In some ways it's easy to account for the differences between the response to Abu Ghraib and the reaction to the torture memos. The torture at Abu Ghraib was documented in images, rather than mere words, making it harder to play down or parse out. The Justice Department's "torture memos"—written in dispassionate legalese—almost sound reasonable. The abuses at Abu Ghraib were of low-level prisoners, whereas the torture memos purport to target what some thinkers have dubbed "ticking time bombs"—high-level terrorists with critical information about imminent strikes. But there's one other factor that accounts for the horror differential between the torture memos and Abu Ghraib, and that's Abu Ghraib itself. Because after Abu Ghraib, America seems to have lost its capacity to be truly shocked by torture. As chilling and brutal as the images were at the time, they have, in the intervening years, lost their power to repel us. They have become—abetted by endless viewings of Jack Bauer on "24" and interminable national debate about what constitutes torture—emblems of what America is at least willing to consider.

When we first saw those now iconic photos from Abu Ghraib, most of us still believed that America wouldn't torture. We had no inkling at that time that—in violation of domestic and international law—the U.S. government had already waterboarded Khalid Sheikh Mohammed 183 times in one month in 2003. Learning of the sexual humiliation and stress positions used at Abu Ghraib represented a brief and terrible loss of innocence for Americans. But you can only lose your innocence once.

After Abu Ghraib, the idea that prisoners could be stripped naked and humiliated, or terrorized by dogs, or piled up like human Tinkertoys was not just in the back of our minds but also back on the table. Less than two years after we learned of the goings-on at Abu Ghraib, Congress had passed legislation legalizing most of the "alternative interrogation tactics"—the stress positions and sexual humiliations—that had so offended us months before. Some of the prisoner abuse that had flattened us in 2004 had been normalized to the point that it was legal a year later. And once you are desensitized to hoodings and nudity, is a little simulated drowning or being bounced off a wall really all that much worse?

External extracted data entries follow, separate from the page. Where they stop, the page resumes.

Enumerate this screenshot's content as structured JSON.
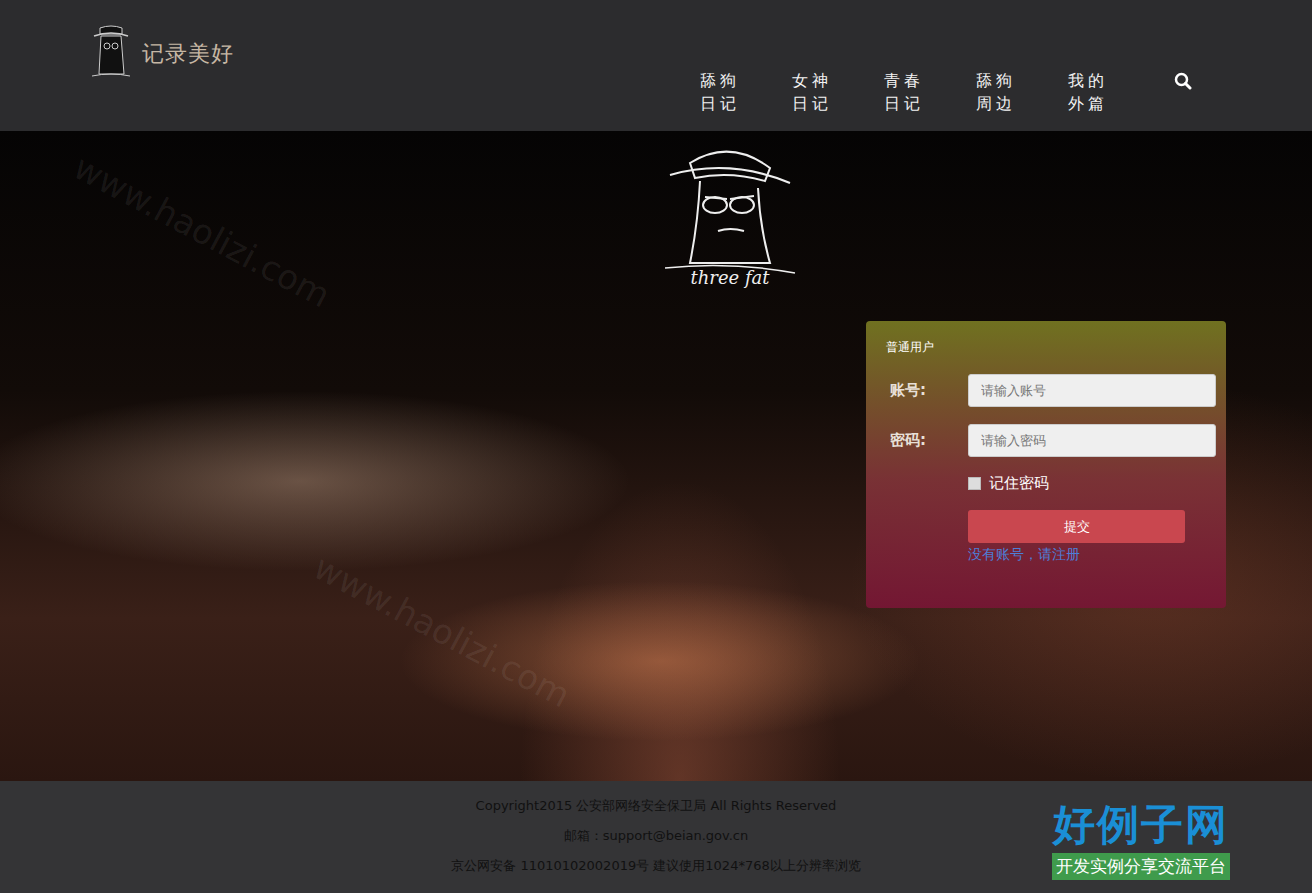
{
  "header": {
    "brand": "记录美好",
    "nav": [
      {
        "label": "舔狗日记",
        "selected": false
      },
      {
        "label": "女神日记",
        "selected": false
      },
      {
        "label": "青春日记",
        "selected": false
      },
      {
        "label": "舔狗周边",
        "selected": false
      },
      {
        "label": "我的外篇",
        "selected": false
      }
    ]
  },
  "hero": {
    "logo_caption": "three fat"
  },
  "login": {
    "title": "普通用户",
    "fields": [
      {
        "label": "账号:",
        "placeholder": "请输入账号",
        "type": "text"
      },
      {
        "label": "密码:",
        "placeholder": "请输入密码",
        "type": "password"
      }
    ],
    "remember": {
      "label": "记住密码",
      "checked": false
    },
    "submit": "提交",
    "register_link": "没有账号，请注册"
  },
  "footer": {
    "lines": [
      "Copyright2015 公安部网络安全保卫局 All Rights Reserved",
      "邮箱：support@beian.gov.cn",
      "京公网安备 11010102002019号 建议使用1024*768以上分辨率浏览"
    ]
  },
  "watermark": {
    "brand": "好例子网",
    "slogan": "开发实例分享交流平台",
    "url": "www.haolizi.com"
  }
}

The MPs caught abusing prisoners at Abu Ghraib always claimed they did so because they were merely following orders from superiors—orders to "soften up" the detainees so they would be more amenable to interrogation. One can't help but wonder whether the MPs inadvertently softened up the rest of the country as well. In the years since, we have become so casual about torture that we now debate openly its efficacy—something nobody would have attempted to do in 2004. After Abu Ghraib, we still fretted about the morality of prisoner abuse. By the time we laid eyes on the torture memos, all we care about is whether it works.